Personal information
- Born: October 20, 1946 San Diego, California, U.S.^{[citation needed]}
- Died: October 7, 2025 (aged 78) Mesa, Arizona, U.S.
- Listed height: 6 ft 4 in (1.93 m)
- Listed weight: 215 lb (98 kg)

Career information
- High school: Herbert Hoover (San Diego)
- College: Arizona State
- NFL draft: 1969: 6th round, 152nd overall pick

Career history
- Calgary Stampeders (1968–1969); Dallas Cowboys (1970)*; Philadelphia Eagles (1970)*; Winnipeg Blue Bombers (1970–1971); Hamilton Tiger-Cats (1972);
- * Offseason or practice squad member only

Awards and highlights
- Grey Cup champion (1972); CFL West All-Star (1970); Second-team All Conference Defense Back Arizona State;

= Rick Shaw (Canadian football) =

American football player (1946–2025)

Lance Richard Shaw (October 20, 1946 – October 7, 2025) was an American professional football player who was a defensive back and wide receiver in the Canadian Football League (CFL) for the Calgary Stampeders, Winnipeg Blue Bombers and Hamilton Tiger-Cats. He played college football for the Arizona State Sun Devils.

==Early life==
Shaw attended Herbert Hoover High School, where he was a starter at quarterback. He accepted a football scholarship from Colorado. He transferred after his freshman season to Arizona State University.
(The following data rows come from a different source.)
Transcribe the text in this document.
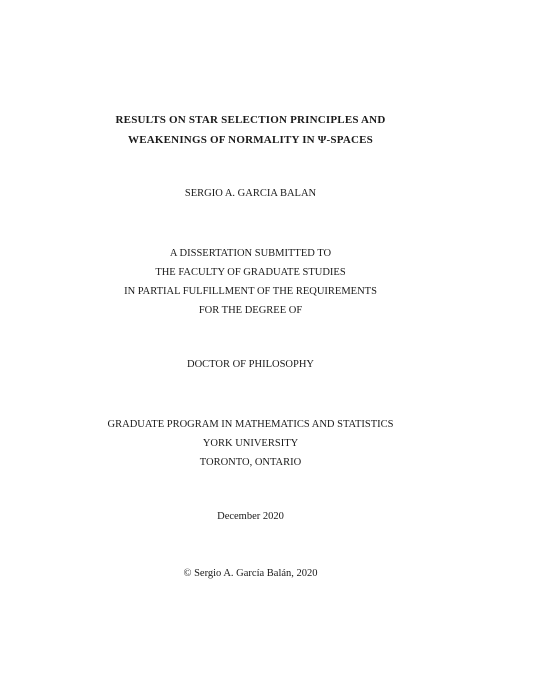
RESULTS ON STAR SELECTION PRINCIPLES AND
WEAKENINGS OF NORMALITY IN Ψ-SPACES
SERGIO A. GARCIA BALAN
A DISSERTATION SUBMITTED TO
THE FACULTY OF GRADUATE STUDIES
IN PARTIAL FULFILLMENT OF THE REQUIREMENTS
FOR THE DEGREE OF
DOCTOR OF PHILOSOPHY
GRADUATE PROGRAM IN MATHEMATICS AND STATISTICS
YORK UNIVERSITY
TORONTO, ONTARIO
December 2020
© Sergio A. García Balán, 2020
As a junior, he was a backup at quarterback behind John Goodman, registering 45 attempts for 15 completions, 242 passing yards and one touchdown. As a senior, he was a backup at quarterback behind Ed Roseborough, completing 17-of-31 passes for 275 yards and 2 touchdowns.

During his time at Arizona State, he also played as a flanker and defensive back. He elected to forgo his senior season to play for the Calgary Stampeders in the Canadian Football League.

==Professional career==
In 1968, he signed as a free agent with the Calgary Stampeders of the Canadian Football League, where he was a starter at defensive back. As a rookie, he played wide receiver in one game, finishing with 2 touchdown receptions and one fumble returned for a touchdown. He had 6 interceptions in 2 seasons.
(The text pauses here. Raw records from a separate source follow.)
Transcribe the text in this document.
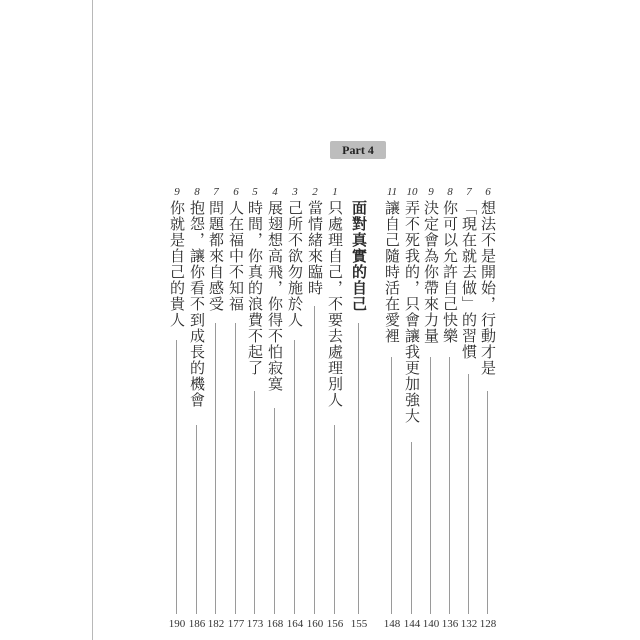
Part 4
6
想法不是開始，行動才是
128
7
「現在就去做」的習慣
132
8
你可以允許自己快樂
136
9
決定會為你帶來力量
140
10
弄不死我的，只會讓我更加強大
144
11
讓自己隨時活在愛裡
148
面對真實的自己
155
1
只處理自己，不要去處理別人
156
2
當情緒來臨時
160
3
己所不欲勿施於人
164
4
展翅想高飛，你得不怕寂寞
168
5
時間，你真的浪費不起了
173
6
人在福中不知福
177
7
問題都來自感受
182
8
抱怨，讓你看不到成長的機會
186
9
你就是自己的貴人
190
Shaw was selected by the Dallas Cowboys in the sixth round (152nd overall) of the 1969 NFL/AFL draft, with the intention of playing him at tight end. On October 31, 1969, he was released by the Stampeders so he could join the NFL in June 1970.

The Cowboys waived him on August 11, 1970. In August, he signed with the Philadelphia Eagles as a defensive back. He was cut on September 2.

In September 1970, he signed as a free agent with the Winnipeg Blue Bombers after a five-day tryout. He became a starter at wide receiver, recording 33 receptions for 538 yards and 2 touchdowns, while receiving CFL West All-Star honors. He was released on September 24, 1971.

On May 24, 1972, he signed with the Hamilton Tiger-Cats. He had 3 interceptions as a starter at defensive back, while helping the team win the 60th Grey Cup. He announced his retirement on June 19, 1973.

==Death==
Shaw died in Mesa, Arizona, on October 7, 2025, at the age of 78.